8 Crucial Items to Add to Your Incident Response Plan
Cybersecurity is always evolving. However, the last two years have ushered in exceptionally fast rates of change in cyberattack techniques, and incident response teams need to quickly pivot to counter changing tactics. Effective preparation can dramatically reduce your losses. Make sure your incident response plan is up-to-date and addresses the latest high-risk scenarios and attacker tactics so you can reduce your risk of a financially crippling data breach. Without further ado, here’s a checklist of critical items to add to your response plan in 2023.
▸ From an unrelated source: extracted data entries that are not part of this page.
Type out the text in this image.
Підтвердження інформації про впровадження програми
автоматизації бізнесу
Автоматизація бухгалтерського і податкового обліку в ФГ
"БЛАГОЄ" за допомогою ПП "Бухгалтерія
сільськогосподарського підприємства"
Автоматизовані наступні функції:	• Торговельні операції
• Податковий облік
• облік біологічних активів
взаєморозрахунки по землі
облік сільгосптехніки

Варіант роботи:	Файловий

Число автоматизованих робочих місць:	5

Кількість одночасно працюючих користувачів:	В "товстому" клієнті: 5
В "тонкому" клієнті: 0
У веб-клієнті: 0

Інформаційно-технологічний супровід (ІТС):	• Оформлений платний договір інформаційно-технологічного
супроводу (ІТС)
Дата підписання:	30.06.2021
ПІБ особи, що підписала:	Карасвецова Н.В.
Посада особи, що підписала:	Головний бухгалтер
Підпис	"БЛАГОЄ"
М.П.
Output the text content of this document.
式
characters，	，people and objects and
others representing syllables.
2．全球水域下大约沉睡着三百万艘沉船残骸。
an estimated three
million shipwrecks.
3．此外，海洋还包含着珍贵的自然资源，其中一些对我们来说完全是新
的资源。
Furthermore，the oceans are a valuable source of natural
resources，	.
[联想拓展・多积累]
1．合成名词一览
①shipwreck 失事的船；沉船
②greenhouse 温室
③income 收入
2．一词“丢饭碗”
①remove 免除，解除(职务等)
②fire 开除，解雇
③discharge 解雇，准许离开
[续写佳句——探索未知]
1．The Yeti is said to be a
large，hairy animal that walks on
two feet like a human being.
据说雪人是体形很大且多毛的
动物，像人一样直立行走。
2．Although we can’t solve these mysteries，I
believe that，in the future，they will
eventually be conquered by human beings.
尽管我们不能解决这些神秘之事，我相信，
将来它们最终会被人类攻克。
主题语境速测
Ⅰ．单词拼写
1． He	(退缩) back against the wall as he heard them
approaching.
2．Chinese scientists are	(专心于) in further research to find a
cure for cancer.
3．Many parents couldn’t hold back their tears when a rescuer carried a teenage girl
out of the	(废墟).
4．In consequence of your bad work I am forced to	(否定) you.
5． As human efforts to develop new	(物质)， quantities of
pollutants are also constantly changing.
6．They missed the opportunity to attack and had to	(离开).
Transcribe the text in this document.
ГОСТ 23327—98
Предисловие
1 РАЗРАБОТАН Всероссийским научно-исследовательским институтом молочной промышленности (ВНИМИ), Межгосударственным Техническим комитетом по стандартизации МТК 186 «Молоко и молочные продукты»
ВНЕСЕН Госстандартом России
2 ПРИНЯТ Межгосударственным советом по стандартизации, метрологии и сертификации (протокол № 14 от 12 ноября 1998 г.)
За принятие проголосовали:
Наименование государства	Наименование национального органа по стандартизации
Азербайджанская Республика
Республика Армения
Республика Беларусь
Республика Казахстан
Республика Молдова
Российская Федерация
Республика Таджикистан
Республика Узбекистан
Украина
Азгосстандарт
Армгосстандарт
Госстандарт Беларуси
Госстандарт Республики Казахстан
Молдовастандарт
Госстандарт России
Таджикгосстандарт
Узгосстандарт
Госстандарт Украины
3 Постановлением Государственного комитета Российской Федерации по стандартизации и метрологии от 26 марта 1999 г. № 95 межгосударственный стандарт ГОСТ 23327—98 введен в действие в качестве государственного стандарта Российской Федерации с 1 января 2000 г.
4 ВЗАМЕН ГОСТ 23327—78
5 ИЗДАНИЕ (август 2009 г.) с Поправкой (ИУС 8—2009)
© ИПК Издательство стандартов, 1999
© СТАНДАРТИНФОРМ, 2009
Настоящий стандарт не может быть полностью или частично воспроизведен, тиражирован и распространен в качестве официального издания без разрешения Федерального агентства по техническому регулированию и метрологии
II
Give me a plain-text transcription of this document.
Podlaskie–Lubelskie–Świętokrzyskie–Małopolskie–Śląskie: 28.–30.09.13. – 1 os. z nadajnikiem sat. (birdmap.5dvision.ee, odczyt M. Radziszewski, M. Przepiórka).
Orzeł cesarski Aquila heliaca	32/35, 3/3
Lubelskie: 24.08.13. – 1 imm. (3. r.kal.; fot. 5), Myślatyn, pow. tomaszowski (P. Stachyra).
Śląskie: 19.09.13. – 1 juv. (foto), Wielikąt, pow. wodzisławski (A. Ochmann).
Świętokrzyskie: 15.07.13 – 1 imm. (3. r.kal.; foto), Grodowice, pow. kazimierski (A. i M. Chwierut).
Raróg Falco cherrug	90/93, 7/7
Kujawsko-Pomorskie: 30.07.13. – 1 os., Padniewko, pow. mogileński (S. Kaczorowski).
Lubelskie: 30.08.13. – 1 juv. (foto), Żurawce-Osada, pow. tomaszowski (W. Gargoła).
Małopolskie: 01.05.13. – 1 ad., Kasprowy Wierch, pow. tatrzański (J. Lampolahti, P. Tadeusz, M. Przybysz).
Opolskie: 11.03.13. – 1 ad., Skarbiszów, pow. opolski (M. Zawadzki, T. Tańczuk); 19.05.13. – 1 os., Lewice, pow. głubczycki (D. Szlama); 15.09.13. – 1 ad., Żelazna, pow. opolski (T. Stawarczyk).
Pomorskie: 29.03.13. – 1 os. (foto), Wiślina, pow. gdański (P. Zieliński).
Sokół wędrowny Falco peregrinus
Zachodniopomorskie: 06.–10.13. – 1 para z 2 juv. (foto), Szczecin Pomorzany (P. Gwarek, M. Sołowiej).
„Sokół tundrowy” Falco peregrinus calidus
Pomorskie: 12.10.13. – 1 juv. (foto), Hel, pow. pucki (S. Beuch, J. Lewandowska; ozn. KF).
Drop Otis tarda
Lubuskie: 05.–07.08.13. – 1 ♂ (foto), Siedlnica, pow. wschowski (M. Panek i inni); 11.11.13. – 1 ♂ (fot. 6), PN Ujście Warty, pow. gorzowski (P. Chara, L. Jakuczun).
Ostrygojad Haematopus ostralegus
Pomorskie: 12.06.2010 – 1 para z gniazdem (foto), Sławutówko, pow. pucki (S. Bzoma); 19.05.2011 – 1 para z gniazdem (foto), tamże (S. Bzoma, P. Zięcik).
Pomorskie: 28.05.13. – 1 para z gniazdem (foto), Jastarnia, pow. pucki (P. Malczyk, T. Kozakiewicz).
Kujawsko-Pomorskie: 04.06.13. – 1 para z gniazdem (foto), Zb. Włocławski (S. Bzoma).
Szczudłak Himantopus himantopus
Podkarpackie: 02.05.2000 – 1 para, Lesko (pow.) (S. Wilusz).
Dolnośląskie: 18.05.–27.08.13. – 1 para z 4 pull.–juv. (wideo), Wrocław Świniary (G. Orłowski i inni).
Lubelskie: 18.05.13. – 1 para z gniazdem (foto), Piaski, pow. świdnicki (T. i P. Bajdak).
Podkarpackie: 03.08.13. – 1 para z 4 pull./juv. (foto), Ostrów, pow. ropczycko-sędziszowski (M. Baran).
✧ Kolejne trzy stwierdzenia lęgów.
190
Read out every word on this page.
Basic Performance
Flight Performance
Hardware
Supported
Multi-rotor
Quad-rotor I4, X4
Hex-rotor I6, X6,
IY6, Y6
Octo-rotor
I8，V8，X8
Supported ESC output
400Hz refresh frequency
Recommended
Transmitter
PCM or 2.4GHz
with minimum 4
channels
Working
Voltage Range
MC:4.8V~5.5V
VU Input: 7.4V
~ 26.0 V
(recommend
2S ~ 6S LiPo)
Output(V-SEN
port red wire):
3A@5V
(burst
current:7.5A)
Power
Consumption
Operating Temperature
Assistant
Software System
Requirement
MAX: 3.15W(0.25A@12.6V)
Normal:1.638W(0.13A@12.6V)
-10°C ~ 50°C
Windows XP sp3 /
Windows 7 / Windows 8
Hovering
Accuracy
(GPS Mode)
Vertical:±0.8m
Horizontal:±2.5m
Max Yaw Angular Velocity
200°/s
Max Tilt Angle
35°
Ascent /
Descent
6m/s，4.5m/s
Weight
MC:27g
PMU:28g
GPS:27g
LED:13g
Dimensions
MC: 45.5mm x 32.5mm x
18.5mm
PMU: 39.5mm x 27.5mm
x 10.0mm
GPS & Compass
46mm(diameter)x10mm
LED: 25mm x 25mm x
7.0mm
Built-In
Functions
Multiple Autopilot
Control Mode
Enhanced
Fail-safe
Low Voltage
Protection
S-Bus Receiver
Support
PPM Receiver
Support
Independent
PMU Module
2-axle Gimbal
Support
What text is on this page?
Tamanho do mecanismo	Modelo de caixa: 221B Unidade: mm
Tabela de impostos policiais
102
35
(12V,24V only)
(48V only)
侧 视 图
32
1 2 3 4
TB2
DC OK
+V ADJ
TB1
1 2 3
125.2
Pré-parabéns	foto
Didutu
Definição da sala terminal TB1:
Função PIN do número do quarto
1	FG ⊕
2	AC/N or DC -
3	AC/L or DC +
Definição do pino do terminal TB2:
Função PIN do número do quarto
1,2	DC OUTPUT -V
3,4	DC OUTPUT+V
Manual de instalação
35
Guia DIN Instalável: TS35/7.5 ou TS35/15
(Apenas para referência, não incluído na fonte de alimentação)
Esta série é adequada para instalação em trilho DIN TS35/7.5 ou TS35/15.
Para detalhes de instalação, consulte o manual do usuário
8 Crucial Incident Response Plan Activities that Reduce Risk & Damages
- Plan your zero day response strategy. Zero-day exploits are trending—and they’re not going away. Instead of scrambling each time they pop up, document and practice your approach. Make sure your incident response plan includes zero-day vulnerabilities as an incident type, and include a playbook that tackles that scenario. (Think back to how your team handled Log4j, the recent Microsoft Exchange vulns, or more specialized zero-day exploits like GoAnywhere or MOVEit.) Your response is always more effective when you uncover zero-day exploits and vulnerabilities early, so make sure you use an attack surface monitoring solution to scan your internet-facing and cloud systems routinely, and that your incident response team quickly receives information about any issues. (See our Zero Day Exploit Prevention and Response Checklist for detailed tips.)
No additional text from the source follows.